Systems Biology and the Environment Explained
Achieving environmental sustainability is one of civilization’s historic challenges. Since our inception, ISB has been using systems science to improve the understanding of the interactions of microbes and ecosystems and create a new generation of sustainable tools and strategies that can be deployed to address this challenge.
This systems understanding is essential to explain and predict consequences of complex phenomena such as climate change, so that responsible and sustainable strategies for addressing these real-world issues can be developed.
Interestingly, the solutions to these forward-looking questions lie in our past. Over 3.5 billion years of evolution, for example, biological systems have scanned every inch of our planet to solve some of the most complex environmental problems. We have discovered life on ocean floors under enormous pressure where temperatures are above boiling; in halite crystals 250 million years old; under conditions where sulfur instead of oxygen is used for respiration; and in arctic glaciers where temperatures are well below freezing.
Herein may be solutions to some of our own environmental challenges. Using systems biology approaches, we may be able to recombine various mechanisms within these diverse organisms to deal with some extraordinary human problems. Modern sequencing technologies are cranking out genome sequences for diverse organisms by the hundreds, if not thousands. Computational approaches to decode these genomes are also advancing rapidly. These technologies, while identifying the constituent parts lists of genes, RNAs, and proteins, do not explain why organisms with similar parts can solve very different problems. For this, a systems approach is necessary. Such approaches can characterize how unique biological circuits within each of these organisms assemble dynamically through environment-dependent synthesis, sharing and re-use of constituent parts.
By applying sophisticated technologies for cell culturing, perturbation and high-resolution measurement of responses, ISB researchers have mapped at the molecular level biological components and function of organisms found in extreme environments. Using rapidly advancing synthetic biology approaches, we are learning how to precisely re-engineer this exquisite biological circuitry to obtain desirable properties. More importantly, by plugging the re-engineered circuit back into the model of the organism as a whole, we can identify and make compensatory changes elsewhere in the organism’s overall cellular network to restore general systems fitness.

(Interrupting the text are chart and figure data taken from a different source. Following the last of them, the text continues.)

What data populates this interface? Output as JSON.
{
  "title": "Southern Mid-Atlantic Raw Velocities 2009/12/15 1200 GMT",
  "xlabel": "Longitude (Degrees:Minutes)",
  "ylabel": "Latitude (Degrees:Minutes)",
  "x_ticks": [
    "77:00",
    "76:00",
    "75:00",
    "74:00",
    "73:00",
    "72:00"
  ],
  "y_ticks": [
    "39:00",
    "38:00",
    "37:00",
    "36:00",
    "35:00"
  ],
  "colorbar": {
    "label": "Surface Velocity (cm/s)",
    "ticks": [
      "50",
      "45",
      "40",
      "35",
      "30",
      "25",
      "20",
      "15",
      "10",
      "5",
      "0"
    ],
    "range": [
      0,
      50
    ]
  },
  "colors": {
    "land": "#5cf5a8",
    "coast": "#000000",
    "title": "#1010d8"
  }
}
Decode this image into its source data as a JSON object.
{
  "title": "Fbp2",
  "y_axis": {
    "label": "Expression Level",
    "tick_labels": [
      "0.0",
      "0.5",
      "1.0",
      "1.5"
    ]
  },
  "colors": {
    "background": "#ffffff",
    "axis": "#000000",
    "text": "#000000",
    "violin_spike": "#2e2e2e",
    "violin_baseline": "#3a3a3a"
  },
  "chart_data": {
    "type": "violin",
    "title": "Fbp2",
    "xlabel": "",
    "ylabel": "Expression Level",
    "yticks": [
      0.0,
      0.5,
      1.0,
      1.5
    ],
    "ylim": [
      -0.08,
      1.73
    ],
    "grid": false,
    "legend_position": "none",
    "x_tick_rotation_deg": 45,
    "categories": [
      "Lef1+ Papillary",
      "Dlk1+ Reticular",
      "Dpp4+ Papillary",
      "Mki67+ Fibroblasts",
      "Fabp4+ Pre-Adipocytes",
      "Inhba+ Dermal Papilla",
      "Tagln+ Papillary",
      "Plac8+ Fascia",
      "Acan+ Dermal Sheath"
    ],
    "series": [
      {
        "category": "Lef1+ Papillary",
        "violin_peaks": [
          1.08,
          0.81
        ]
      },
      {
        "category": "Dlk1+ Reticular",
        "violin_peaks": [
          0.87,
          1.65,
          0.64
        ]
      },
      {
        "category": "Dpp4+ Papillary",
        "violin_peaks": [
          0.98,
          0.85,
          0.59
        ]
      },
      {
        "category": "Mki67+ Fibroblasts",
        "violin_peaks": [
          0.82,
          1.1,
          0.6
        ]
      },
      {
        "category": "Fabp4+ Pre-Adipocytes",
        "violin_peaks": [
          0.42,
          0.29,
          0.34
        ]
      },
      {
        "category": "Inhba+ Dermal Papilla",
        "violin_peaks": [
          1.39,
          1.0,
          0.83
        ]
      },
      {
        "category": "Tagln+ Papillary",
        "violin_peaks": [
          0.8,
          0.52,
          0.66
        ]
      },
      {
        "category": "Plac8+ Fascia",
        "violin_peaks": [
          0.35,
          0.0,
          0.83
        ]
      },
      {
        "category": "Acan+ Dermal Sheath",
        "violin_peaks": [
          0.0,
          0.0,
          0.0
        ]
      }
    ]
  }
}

This powerful approach with bacteria, being studied at ISB, could potentially provide sustainable solutions for some very pressing human problems, such as cleaning up radionuclide waste in holding tanks by re-engineering metal-reducing organisms to grow under high salt, high temperature, and high radiation conditions.
Why Systems Biology
When ISB scientists take on a challenge, they look at its components and figure out the best solution not based on what strategies already exist but what the problem demands.
Why Model Organisms
When an organism’s environment changes, it responds by altering the activity of networks of genes. A major goal of systems biology is to understand these networks and their interactions with environmental factors in sufficient detail to predict an organism’s molecular-level response to changing conditions. The Nitin Baliga Lab at ISB is pursuing this goal using an unusual group of model organisms: the Archaea. An ancient group of single-celled microorganisms that may comprise up to 20 percent of the world’s biomass, the Archaea have relatively compact and easily manipulated genomes. Also, many archaeal species have evolved biological systems that enable them to live in extreme conditions such as hot springs or salt lakes.